В тусклых красных отсветах глаза девушки лихорадочно блестели, в них было безумие.
– Аля, что ты несешь… – проговорил Дмитрий. Ему стало жутко. Еще одна фанатичка. Такая же, как ее отец.
– Ты меня любишь? – вдруг спросила девушка.
– Да, я люблю тебя, – бессильно прошептал юноша и понял, что попал. Если Алевтина решит идти на поверхность, он не сможет отпустить ее одну. Это конец.
– А раз любишь – будь со мной до конца!
– Не смей спекулировать моими чувствами! – огрызнулся Холодов. Ему стало больно. Неужели он для нее – лишь средство достижения желаемого? Неужели она его не любит и только пользуется?
– Ну, что же ты, – девушка подошла к нему, прижалась, обвивая шею руками, такая теплая, нежная – и нужная. – Я ведь тоже тебя люблю, ты мне дорог, Димочка. Прости, я грубая, злая, но мне тоже страшно и тревожно.
Она поцеловала его в губы, погладила кончиками пальцев по щеке, и юноше стало стыдно за свое недоверие. И все же внутри все бурлило и переворачивалось, сопротивлялось принятию решения.
– Собирайся. Нам нужно выходить. Отправляемся в Раменки – выполнять задание Геннадия, а потом обратно.
– Но если ты все решила, зачем нам… – начал Дима.
– Нам придется задержаться в Загорянке на какое-то время. Поэтому лучше не вызывать у отца подозрений, – отрезала девушка и пошла прочь.
– Я не хочу! – крикнул ей вслед молодой ученый. – Я останусь здесь, иди одна!
Алевтина раздраженно дернула плечами, но не обернулась.
Дмитрий стоял в темноте, на душе было муторно и больно. Нет, у него не осталось сил бороться. Хотелось лечь и забыться.
– Почему все так? Почему все так?! – мучительно шептал он, чувствуя, как по лицу катятся горячие, горькие слезы.
Потому что это – расплата за грехи. «Ты не оставлял людям выбора, считая, что вправе вершить чужие судьбы. Так стоит ли удивляться, что и у тебя не остается иных путей? Смирись, все кончено!»

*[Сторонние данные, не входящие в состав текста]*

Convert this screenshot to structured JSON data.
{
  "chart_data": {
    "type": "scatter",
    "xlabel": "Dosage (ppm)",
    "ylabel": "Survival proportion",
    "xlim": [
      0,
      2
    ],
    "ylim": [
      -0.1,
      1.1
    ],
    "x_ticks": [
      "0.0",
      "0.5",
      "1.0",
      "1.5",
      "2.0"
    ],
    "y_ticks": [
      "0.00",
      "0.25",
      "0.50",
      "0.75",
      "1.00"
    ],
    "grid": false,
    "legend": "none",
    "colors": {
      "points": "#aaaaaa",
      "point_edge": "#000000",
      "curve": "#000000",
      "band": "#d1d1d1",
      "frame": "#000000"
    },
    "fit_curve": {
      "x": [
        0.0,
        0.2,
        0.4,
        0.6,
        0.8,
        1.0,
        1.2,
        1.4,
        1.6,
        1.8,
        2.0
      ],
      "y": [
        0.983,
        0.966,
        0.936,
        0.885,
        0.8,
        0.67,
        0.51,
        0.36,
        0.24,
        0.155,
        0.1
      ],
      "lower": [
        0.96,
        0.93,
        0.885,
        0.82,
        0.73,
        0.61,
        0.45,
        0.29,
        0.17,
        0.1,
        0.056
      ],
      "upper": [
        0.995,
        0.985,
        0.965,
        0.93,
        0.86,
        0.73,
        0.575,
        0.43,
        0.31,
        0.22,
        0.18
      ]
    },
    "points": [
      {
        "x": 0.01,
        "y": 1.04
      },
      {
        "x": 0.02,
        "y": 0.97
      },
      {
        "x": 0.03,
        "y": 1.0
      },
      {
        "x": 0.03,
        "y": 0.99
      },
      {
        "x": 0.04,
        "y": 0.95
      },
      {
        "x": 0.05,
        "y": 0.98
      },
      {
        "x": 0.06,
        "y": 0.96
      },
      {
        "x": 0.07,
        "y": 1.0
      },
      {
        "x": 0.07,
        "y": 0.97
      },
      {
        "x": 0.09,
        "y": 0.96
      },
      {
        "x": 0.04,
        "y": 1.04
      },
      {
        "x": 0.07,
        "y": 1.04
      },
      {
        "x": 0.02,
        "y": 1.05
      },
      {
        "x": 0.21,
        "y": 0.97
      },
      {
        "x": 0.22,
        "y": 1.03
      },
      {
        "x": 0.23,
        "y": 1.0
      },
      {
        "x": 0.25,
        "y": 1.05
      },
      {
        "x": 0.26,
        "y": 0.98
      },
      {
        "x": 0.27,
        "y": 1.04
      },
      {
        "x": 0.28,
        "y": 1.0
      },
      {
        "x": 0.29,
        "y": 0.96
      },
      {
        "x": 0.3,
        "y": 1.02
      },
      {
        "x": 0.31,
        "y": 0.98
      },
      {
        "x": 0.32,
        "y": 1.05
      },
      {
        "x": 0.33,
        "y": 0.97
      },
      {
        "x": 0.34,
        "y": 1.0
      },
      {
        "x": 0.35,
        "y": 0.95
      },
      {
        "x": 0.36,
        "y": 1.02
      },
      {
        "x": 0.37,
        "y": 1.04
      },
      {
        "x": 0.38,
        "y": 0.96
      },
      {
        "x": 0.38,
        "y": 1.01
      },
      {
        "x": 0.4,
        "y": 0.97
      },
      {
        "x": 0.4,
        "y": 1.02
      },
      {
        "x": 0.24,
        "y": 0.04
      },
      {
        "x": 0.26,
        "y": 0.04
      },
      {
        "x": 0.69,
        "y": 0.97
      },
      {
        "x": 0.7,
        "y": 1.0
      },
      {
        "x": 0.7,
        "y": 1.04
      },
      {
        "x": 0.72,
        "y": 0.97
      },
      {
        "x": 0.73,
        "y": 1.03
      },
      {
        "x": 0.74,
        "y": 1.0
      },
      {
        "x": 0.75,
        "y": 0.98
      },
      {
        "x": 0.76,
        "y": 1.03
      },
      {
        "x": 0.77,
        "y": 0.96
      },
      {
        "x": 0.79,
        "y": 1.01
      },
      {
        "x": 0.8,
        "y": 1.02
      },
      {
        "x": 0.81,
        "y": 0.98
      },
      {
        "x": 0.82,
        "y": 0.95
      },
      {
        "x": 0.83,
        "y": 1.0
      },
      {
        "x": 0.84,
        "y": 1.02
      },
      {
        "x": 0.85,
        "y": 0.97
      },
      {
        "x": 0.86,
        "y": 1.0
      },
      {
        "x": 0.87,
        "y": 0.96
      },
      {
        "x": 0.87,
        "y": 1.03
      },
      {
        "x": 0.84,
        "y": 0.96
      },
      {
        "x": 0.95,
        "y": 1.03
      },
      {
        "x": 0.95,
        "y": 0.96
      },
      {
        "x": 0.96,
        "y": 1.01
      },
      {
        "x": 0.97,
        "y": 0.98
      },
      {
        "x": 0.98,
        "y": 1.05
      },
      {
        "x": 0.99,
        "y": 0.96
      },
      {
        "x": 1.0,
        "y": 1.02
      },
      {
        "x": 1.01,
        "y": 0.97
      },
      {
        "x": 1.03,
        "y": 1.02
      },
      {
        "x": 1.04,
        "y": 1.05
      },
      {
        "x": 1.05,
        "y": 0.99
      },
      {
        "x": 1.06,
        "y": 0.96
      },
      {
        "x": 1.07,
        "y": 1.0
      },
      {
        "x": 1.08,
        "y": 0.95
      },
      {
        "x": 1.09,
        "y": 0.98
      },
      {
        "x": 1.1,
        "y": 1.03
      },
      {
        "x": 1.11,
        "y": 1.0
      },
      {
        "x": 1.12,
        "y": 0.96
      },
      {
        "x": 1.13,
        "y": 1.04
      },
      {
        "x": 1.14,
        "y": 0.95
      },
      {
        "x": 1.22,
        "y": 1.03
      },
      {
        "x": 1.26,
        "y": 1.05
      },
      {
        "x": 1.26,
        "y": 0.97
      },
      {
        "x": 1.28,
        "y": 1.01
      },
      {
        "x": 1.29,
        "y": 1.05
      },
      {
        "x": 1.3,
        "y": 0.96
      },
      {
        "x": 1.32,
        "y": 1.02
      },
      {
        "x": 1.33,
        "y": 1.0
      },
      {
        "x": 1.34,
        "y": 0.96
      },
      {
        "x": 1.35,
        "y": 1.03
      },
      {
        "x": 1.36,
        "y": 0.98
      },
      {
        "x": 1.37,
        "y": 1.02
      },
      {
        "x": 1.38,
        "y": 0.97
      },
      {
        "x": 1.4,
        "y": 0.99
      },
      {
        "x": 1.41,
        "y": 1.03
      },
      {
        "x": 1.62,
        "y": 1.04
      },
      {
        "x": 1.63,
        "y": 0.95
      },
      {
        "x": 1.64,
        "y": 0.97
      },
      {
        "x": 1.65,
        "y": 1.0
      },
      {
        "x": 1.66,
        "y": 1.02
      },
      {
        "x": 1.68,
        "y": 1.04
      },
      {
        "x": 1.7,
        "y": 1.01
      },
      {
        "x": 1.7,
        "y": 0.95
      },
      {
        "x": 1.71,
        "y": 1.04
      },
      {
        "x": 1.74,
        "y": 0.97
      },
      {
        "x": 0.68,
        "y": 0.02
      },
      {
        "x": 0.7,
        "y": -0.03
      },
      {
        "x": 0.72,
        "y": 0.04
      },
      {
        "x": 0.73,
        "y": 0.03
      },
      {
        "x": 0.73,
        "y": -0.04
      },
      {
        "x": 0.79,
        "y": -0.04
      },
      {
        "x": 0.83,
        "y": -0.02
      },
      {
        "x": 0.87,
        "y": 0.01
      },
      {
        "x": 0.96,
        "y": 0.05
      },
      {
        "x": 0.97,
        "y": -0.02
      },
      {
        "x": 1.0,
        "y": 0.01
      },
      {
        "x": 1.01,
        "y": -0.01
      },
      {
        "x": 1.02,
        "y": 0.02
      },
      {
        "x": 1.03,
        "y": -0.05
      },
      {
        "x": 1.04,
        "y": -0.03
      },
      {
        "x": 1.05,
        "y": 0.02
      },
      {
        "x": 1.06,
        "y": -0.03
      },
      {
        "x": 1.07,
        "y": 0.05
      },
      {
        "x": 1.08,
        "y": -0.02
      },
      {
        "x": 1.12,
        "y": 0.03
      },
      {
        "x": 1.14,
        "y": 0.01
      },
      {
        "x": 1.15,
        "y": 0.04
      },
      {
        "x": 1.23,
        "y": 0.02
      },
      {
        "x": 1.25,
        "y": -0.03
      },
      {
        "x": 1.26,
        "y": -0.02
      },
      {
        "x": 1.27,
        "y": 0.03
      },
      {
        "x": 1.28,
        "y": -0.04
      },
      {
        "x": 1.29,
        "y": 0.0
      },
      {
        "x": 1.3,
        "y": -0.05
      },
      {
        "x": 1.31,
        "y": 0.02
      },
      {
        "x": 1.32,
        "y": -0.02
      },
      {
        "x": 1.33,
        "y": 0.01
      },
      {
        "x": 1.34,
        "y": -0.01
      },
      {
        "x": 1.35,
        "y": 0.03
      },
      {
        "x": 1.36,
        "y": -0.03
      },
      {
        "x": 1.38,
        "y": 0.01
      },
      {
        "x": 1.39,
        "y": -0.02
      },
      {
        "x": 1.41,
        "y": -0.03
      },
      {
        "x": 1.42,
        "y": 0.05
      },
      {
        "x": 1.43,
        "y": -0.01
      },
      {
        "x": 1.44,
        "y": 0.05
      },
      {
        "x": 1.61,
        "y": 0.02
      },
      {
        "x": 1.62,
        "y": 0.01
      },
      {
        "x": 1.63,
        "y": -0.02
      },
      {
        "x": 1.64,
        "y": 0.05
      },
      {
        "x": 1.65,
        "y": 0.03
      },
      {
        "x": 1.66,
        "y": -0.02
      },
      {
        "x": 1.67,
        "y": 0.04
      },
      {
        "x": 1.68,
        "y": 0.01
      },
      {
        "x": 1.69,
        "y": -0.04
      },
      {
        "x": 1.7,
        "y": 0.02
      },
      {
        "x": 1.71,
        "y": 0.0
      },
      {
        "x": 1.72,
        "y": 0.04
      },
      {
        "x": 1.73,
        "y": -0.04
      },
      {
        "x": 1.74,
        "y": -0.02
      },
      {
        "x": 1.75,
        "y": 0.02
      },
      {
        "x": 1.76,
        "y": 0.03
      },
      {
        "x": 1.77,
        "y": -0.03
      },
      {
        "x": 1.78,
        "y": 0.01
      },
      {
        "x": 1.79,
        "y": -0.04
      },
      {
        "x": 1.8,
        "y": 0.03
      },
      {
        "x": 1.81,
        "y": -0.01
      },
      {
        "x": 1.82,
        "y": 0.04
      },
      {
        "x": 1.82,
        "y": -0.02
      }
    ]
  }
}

Путь первый – потерять Алевтину, позволить ей уйти и остаться здесь одному, постепенно погружаясь во мрак. Второй – пойти за возлюбленной, оберегать ее и дальше, и ради нее переступить через себя. И оба варианта Диме категорически не нравились, но третьего было не дано.
Прокручивая в голове возможные ходы, он уже ясно понимал, что сдался. Юноша никогда не отпустит Алю на поверхность в одиночестве. Она слишком дорога ему, его Птичка, первая и единственная любовь. Без нее – не жизнь, так, жалкое существование, поэтому все уже решено.
И как все-таки прав был Доктор Менгеле! Любовь делает слабым, зависимым – дурное чувство, затмевающее доводы разума и логики. Дима был счастлив, что сумел испытать его, и в то же время ненавидел себя за это. Поразительная двойственность разрывала, сводила с ума.
Юноша сам не понял, как оказался на платформе. Пути назад не было. Пусть будет так.
Спустя несколько часов Дима и Аля стояли на потрескавшемся асфальте, оглядывая заснеженные набережные Москвы-реки.
Наверху возвышалось над кромкой леса величественное главное здание МГУ, в свете тонкого серпа луны оно зловеще подмигивало пустыми окнами и будто само светилось изнутри призрачным сиянием. Впрочем, это была всего лишь игра воображения…
Теперь предстояло пройти узкой тропинкой в гору, до улицы Косыгина, затем дойти до Мичуринского проспекта, а оттуда – дальше наверх, к зданию Гуманитарного института, где остался заброшенным некогда процветающий бункер Алексеевой.